Всё остальное: дорога на вокзал, всякие житейские мелочи — всё это шло уже мимо сознания, делалось машинально. И даже боль ушла. Горькая ясная пустота. Надо жить, делать своё дело, хлопотать, выбивать деньги, спорить о наилучшем варианте трат, доказывать дальние последствия, организовывать культурные центры, выбивать пенсии, пособия и компенсации, а для себя… снова в экспедицию, вернуться к тому, с чего начинал, на всё лето, да, к концу апреля свалить все комитетские проблемы и вспомнить, кто ты и зачем живёшь. Забить и боль, и пустоту работой. Больше же нечем.

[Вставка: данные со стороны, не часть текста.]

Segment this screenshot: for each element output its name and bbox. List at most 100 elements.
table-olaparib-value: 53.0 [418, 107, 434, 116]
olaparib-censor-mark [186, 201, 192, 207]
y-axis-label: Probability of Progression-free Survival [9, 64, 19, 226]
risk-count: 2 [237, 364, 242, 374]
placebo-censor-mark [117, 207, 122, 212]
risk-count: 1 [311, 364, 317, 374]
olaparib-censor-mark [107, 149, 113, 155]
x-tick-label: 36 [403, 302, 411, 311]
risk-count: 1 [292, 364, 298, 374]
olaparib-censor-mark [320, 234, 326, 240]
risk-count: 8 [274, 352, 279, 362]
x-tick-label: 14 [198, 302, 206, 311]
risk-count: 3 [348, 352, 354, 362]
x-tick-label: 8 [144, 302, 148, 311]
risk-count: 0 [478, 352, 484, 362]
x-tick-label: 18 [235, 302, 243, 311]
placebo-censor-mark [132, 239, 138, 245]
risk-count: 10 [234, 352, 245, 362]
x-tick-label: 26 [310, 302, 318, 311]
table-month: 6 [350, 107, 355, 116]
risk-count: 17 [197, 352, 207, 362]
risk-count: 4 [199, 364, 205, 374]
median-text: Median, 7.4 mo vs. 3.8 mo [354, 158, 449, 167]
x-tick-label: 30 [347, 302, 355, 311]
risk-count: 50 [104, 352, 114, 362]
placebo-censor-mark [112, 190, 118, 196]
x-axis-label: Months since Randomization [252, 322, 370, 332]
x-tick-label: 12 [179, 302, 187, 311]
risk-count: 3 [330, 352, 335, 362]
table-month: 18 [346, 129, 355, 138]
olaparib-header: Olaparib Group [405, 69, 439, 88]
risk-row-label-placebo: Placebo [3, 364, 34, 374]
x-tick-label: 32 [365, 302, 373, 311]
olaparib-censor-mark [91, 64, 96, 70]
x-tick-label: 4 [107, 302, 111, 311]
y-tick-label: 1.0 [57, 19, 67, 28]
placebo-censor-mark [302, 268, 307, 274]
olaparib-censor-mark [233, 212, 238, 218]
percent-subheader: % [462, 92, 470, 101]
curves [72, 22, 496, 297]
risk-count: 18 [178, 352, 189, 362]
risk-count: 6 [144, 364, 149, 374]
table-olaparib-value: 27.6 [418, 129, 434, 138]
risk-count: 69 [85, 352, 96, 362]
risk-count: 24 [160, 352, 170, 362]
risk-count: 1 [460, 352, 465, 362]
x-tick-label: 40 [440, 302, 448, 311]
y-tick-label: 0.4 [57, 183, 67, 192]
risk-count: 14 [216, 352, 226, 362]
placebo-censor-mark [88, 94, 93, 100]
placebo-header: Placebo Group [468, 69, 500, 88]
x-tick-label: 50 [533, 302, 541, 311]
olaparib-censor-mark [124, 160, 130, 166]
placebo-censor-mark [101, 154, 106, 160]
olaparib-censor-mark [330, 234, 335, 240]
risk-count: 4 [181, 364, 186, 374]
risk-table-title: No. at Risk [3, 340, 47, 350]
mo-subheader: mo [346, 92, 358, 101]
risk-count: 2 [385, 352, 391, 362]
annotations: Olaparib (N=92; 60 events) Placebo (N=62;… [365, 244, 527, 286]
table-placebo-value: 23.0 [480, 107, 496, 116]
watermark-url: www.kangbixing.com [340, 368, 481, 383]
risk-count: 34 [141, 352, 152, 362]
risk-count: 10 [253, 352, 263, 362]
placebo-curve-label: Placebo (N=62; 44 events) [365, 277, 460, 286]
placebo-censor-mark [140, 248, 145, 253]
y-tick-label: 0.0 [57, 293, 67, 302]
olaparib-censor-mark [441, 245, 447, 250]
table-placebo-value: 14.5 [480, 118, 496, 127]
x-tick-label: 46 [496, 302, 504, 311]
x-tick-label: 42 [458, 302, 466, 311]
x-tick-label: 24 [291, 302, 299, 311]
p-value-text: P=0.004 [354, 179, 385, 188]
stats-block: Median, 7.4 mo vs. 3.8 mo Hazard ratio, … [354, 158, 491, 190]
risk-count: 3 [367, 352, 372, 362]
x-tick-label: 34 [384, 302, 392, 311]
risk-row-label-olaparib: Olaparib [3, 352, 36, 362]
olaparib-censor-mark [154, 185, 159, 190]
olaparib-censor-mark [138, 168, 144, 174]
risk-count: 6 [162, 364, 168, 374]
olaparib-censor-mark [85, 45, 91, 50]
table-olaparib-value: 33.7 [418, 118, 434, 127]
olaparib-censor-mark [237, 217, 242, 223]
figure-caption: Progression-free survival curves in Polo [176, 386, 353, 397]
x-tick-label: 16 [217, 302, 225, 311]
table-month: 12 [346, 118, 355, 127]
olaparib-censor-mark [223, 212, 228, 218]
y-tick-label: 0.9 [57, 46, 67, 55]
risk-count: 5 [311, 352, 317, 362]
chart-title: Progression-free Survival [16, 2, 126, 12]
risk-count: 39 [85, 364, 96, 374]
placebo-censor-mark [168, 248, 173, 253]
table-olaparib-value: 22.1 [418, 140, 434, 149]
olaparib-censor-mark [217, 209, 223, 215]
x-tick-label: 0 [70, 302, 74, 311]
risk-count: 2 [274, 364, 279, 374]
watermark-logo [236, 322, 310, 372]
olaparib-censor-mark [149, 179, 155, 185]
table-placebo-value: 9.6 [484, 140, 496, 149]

Как Ларри и предполагал, четверга и пятницы ему для подготовки не хватило. Как бы не пришлось и воскресенье прихватить. А в воскресенье ему обязательно надо быть в церкви, поговорить со священником о Марке, сына надо устроить в подготовительные классы, хорошо бы с полупансионом, ведь ему самому надо работать, нельзя, чтобы мальчик болтался по улицам или сидел взаперти.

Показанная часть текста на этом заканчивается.